In a class there are 27 students. Out of these 14 study Psychology and 19 study Geography. There are 11 students who study both Psychology and Geography.

(1) How many students study Psychology but not Geography ?

1. 3
2. 4
3. 5
4. 6

(2) How many students study Geography but not Psychology ?

1. 7
2. 8
3. 9
4. 11

(3) How many students study neither Psychology nor Geography ?

1. 8
2. 7
3. 6
4. 5

(4) What is the difference between the number of students who study Psychology only and those who study Geography only ?

1. 4
2. 5
3. 6
4. 7

Given:

Total students: n(U) = 27

Students studying Psychology: n(P) = 14

Students studying Geography: n(G) = 19

Students studying both: n(P ∩ G) = 11

(1) This represents the number of students who study Psychology only.

We use the formula:

n(P - G) = n(P) - n(P ∩ G)

Substituting the values in above, we get:

n(P - G) = 14 - 11

n(P - G) = 3

Number of students who study Psychology but not Geography = 3.
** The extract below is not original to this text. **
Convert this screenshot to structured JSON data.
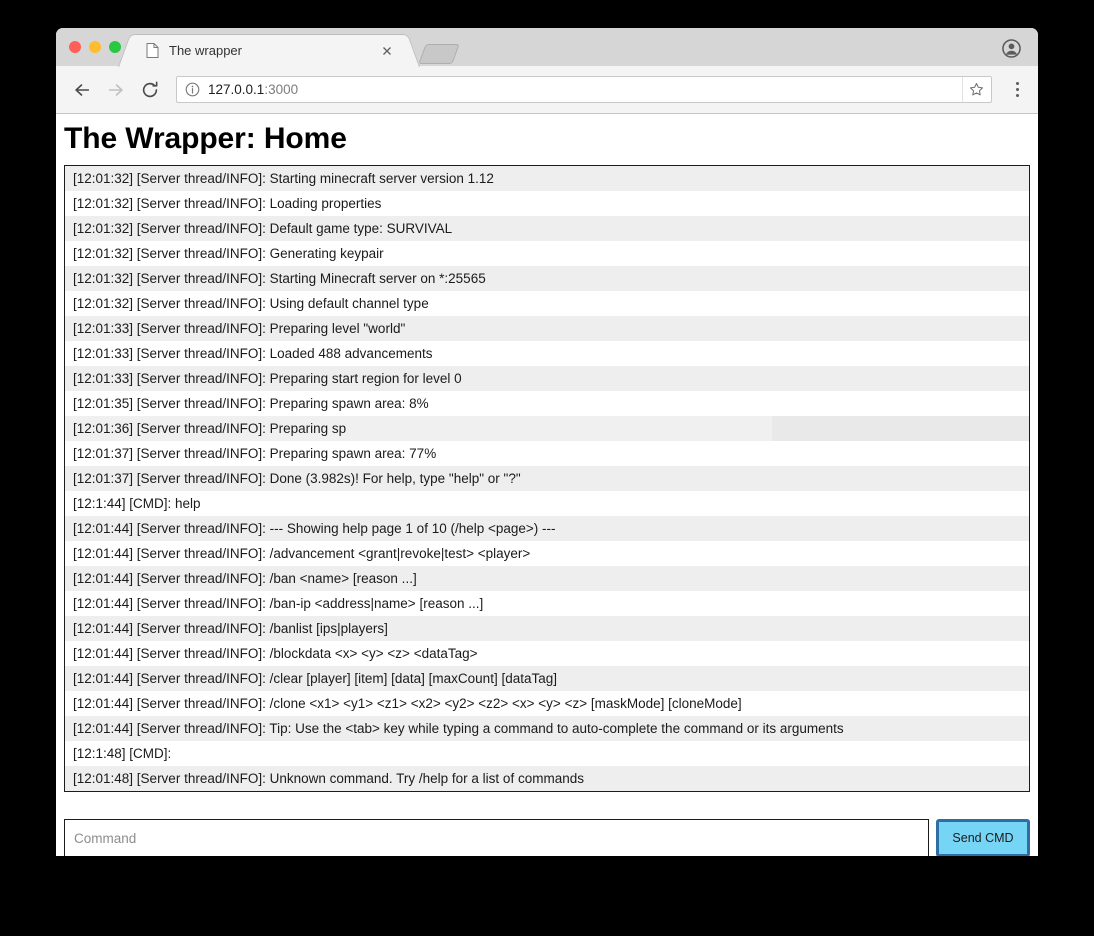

Hence, option 1 is the correct option.

(2) This represents the number of students who study Geography only.

We use the formula:

n(G - P) = n(G) - n(P ∩ G)

Substituting the values in above, we get:

n(G - P) = 19 - 11

n(G - P) = 8

Number of students who study Geography but not Psychology = 8.

Hence, option 2 is the correct option.

(3) First, find the total students who study at least one subject (n(P ∪ G)):

n(P ∪ G) = n(P) + n(G) - n(P ∩ G)

Substituting the values in above, we get:

n(P ∪ G) = 14 + 19 - 11

n(P ∪ G) = 33 - 11

n(P ∪ G) = 22

So, 22 students study either of two subjects.

To find students who study neither Psychology nor Geography, we use formula:

Students who study neither Psychology nor Geography = Total students - Students who study either of two subjects

Students who study neither Psychology nor Geography = 27 - 22

Students who study neither Psychology nor Geography = 5

Hence, option 4 is the correct option.

(4) Difference between the number of students who study Psychology only and those who study Geography only = ?

Number of students who study Psychology only = 3.

Number of students who study Geography only = 8.

Difference = 8 - 3 = 5

Difference between the number of students who study Psychology only and those who study Geography only = 5.

Hence, option 2 is the correct option.